Reversing the annular path towards the spoke (200), wherein the depth is 1/5~2/5 of the thickness of the spoke (200);

the back-off position is arranged at the maximum curvature bending position of the outer wall of the spoke (200);

positioning back-off is carried out on the position, which is in contact with the back-off position, on the rim (100);

And in the state of the fixed combination body (S), further processing the positioning back-off to finish the fitting with the annular back-off.

10. A method for constructing a wheel according to any one of claims 5 to 8, wherein in the contact surface region,

-Flat-channel-recessing the rim (100) and the spokes (200);

The axial length of the flat groove is smaller than 1/6 of the circumference of the spoke (200), and the concave depth is 1/3 of the thickness of the spoke (200).

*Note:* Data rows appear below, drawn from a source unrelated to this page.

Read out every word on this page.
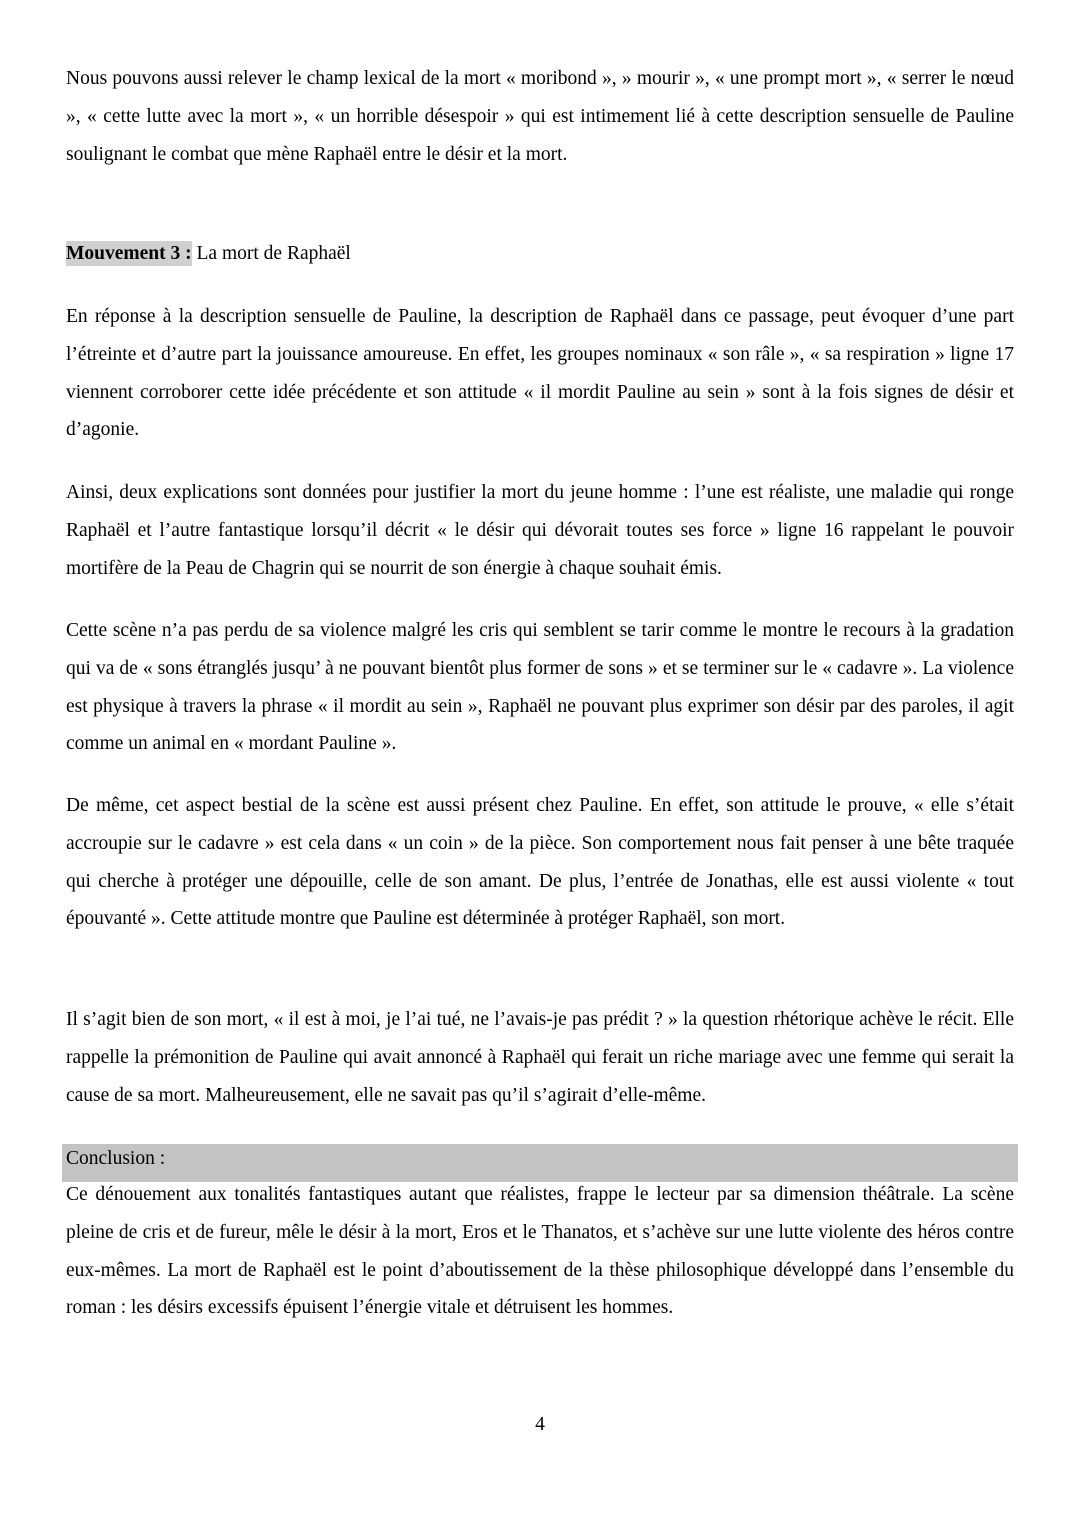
Nous pouvons aussi relever le champ lexical de la mort « moribond », » mourir », « une prompt mort », « serrer le nœud », « cette lutte avec la mort », « un horrible désespoir » qui est intimement lié à cette description sensuelle de Pauline soulignant le combat que mène Raphaël entre le désir et la mort.

Mouvement 3 : La mort de Raphaël

En réponse à la description sensuelle de Pauline, la description de Raphaël dans ce passage, peut évoquer d’une part l’étreinte et d’autre part la jouissance amoureuse. En effet, les groupes nominaux « son râle », « sa respiration » ligne 17 viennent corroborer cette idée précédente et son attitude « il mordit Pauline au sein » sont à la fois signes de désir et d’agonie.

Ainsi, deux explications sont données pour justifier la mort du jeune homme : l’une est réaliste, une maladie qui ronge Raphaël et l’autre fantastique lorsqu’il décrit « le désir qui dévorait toutes ses force » ligne 16 rappelant le pouvoir mortifère de la Peau de Chagrin qui se nourrit de son énergie à chaque souhait émis.

Cette scène n’a pas perdu de sa violence malgré les cris qui semblent se tarir comme le montre le recours à la gradation qui va de « sons étranglés jusqu’ à ne pouvant bientôt plus former de sons » et se terminer sur le « cadavre ». La violence est physique à travers la phrase « il mordit au sein », Raphaël ne pouvant plus exprimer son désir par des paroles, il agit comme un animal en « mordant Pauline ».

De même, cet aspect bestial de la scène est aussi présent chez Pauline. En effet, son attitude le prouve, « elle s’était accroupie sur le cadavre » est cela dans « un coin » de la pièce. Son comportement nous fait penser à une bête traquée qui cherche à protéger une dépouille, celle de son amant. De plus, l’entrée de Jonathas, elle est aussi violente « tout épouvanté ». Cette attitude montre que Pauline est déterminée à protéger Raphaël, son mort.

Il s’agit bien de son mort, « il est à moi, je l’ai tué, ne l’avais-je pas prédit ? » la question rhétorique achève le récit. Elle rappelle la prémonition de Pauline qui avait annoncé à Raphaël qui ferait un riche mariage avec une femme qui serait la cause de sa mort. Malheureusement, elle ne savait pas qu’il s’agirait d’elle-même.

Conclusion :

Ce dénouement aux tonalités fantastiques autant que réalistes, frappe le lecteur par sa dimension théâtrale. La scène pleine de cris et de fureur, mêle le désir à la mort, Eros et le Thanatos, et s’achève sur une lutte violente des héros contre eux-mêmes. La mort de Raphaël est le point d’aboutissement de la thèse philosophique développé dans l’ensemble du roman : les désirs excessifs épuisent l’énergie vitale et détruisent les hommes.

4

11. A method for constructing a wheel according to any one of claims 5 to 8, wherein in the contact surface region,

-Friction welding the rim (100) and the spoke (200);

the diameter of the welding head is 5-10 mm;

The welding depth is 2/3 of the thickness of the spoke (200) and the thickness of the rim (100).

12. A method of constructing a wheel according to claim 7 or 8, wherein:

The diameter of the first cylindrical surface is 362mm;

the diameter of the second cylindrical surface is 362.4mm;

the diameter of the first cylindrical surface is 362.7mm at the temperature of 100 ℃;

the axial length of the horizontal groove is smaller than 160mm.